Burberry gives it some welly for its new summer campaign

Carefully curated celebrity cameos and British behaviour are two things Burberry consistently nails. Unsurprisingly, then, we were fans of its latest festival-themed campaign.
In celebration of Britain’s storied festival culture, Burberry has unveiled its Summer 2025 Festival Campaign, fusing music, fashion, and ‘90s nostalgia to capture the energy of the UK’s summer music scene.
The campaign, directed by Kim Gehrig and photographed by Drew Vickers, plays on Burberry’s heritage, with a multi-generational cast of music and fashion icons headlined by Oasis legend Liam Gallagher, drum and bass pioneer Goldie, and style mavens Cara Delevingne and Alexa Chung.
The ‘Burberry Festival’ campaign is an ode to the muddy fields, pulsing sound systems, and eclectic style of British festivals, evoking the spirit of the 1990s when Britpop and jungle ruled the airwaves.
Described as a “collage of candid moments”, the campaign blends short films and vivid portraits set against festival backdrops. Think plywood stages, rain-soaked grounds, and towering speakers.
The soundtrack, Liquid’s 1991 breakbeat anthem ‘Sweet Harmony’, pulses through the films, grounding the campaign in nostalgia while celebrating today’s vibrant scene.
Liam Gallagher, a Burberry stalwart, fronts the campaign in his own archival SS18 parka by Christopher Bailey, set for a limited reissue in July 2025. He’s joined by his children, Lennon, Gene, and Molly Moorish-Gallagher.
We were also hyped to see Goldie, a UK music icon, appear too, alongside rising stars like Loyle Carner, Chy Cartier, John Glacier, and Stray Kids’ Seungmin. More familiar faces include Cara Delevingne and Alexa Chung, who embody the campaign’s mix of streetwear grit and high-fashion polish.
Our take
There are a lot of tickboxes neatly filled in by this campaign. Once again evoking a very-British pastime (fishing, shooting, and farming have featured in previous outings), the festival now gets its time to shine, and Burberry’s outdoor apparel seems fitting in this weather-agnostic context.
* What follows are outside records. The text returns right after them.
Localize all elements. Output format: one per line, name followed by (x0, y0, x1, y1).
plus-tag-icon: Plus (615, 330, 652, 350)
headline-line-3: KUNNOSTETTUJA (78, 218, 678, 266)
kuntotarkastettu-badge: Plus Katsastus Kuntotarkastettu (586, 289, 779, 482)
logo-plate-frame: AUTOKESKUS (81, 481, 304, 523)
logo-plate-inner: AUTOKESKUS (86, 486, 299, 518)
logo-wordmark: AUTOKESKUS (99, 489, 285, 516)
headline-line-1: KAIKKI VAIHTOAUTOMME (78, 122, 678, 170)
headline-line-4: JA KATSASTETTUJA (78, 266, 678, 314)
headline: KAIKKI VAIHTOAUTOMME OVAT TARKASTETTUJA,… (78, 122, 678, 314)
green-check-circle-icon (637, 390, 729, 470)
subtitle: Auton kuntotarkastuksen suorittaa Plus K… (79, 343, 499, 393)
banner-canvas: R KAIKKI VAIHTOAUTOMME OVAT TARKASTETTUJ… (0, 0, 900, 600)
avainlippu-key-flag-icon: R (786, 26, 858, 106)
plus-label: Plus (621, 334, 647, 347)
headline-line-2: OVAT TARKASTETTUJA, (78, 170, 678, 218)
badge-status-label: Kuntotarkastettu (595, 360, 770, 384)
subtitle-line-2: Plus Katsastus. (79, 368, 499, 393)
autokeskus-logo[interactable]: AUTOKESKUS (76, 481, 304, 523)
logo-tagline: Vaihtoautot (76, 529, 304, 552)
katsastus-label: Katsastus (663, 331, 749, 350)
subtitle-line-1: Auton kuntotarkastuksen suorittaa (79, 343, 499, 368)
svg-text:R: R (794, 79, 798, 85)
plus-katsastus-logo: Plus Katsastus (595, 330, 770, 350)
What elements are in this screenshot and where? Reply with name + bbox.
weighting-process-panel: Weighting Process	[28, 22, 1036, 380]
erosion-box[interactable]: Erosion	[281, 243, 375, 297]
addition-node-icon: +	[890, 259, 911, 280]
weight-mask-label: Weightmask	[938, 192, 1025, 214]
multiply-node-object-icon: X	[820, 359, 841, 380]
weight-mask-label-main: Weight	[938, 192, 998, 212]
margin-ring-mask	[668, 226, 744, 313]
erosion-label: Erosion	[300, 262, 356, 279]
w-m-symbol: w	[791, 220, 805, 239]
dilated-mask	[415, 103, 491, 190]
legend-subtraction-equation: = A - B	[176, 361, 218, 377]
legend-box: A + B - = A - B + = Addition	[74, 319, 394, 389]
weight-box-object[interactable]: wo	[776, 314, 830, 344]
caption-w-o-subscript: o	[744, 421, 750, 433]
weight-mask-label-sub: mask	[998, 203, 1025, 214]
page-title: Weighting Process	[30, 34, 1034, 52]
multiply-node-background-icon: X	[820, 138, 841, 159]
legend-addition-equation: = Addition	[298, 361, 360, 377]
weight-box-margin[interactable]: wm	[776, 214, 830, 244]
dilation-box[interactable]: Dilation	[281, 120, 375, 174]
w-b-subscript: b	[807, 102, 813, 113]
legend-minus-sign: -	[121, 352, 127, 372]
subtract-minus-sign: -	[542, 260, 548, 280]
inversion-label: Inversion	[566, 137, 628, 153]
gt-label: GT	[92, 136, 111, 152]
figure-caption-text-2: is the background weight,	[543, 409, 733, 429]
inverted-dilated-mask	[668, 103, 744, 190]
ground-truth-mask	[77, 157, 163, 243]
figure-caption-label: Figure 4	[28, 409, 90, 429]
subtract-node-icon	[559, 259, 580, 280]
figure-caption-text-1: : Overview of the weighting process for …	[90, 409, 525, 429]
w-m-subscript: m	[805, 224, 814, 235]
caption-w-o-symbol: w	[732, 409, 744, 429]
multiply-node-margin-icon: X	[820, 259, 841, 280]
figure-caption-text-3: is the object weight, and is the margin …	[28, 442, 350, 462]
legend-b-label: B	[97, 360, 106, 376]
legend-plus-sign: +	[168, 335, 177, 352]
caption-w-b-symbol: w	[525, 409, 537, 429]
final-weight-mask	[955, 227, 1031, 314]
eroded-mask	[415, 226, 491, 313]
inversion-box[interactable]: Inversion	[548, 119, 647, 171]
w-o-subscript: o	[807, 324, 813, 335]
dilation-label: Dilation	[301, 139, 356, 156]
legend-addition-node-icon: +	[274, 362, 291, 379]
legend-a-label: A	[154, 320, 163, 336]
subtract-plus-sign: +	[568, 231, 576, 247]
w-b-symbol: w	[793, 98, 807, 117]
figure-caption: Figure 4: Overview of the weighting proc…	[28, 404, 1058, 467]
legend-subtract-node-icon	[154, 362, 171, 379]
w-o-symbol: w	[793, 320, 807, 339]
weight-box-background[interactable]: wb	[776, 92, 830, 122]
Given the more boujee bent of many outdoor gatherings nowadays, high fashion doesn’t seem out of keeping in the ads, although I’d argue it would have done in the 1990s. Yet, by blending nostalgia with a few fresher faces, Burberry is able to embrace its heyday while not alienating modern audiences.
On the subject of celebrity, Burberry always curates its choices well, this time knowingly embracing edgier, yet still nationally beloved, faces.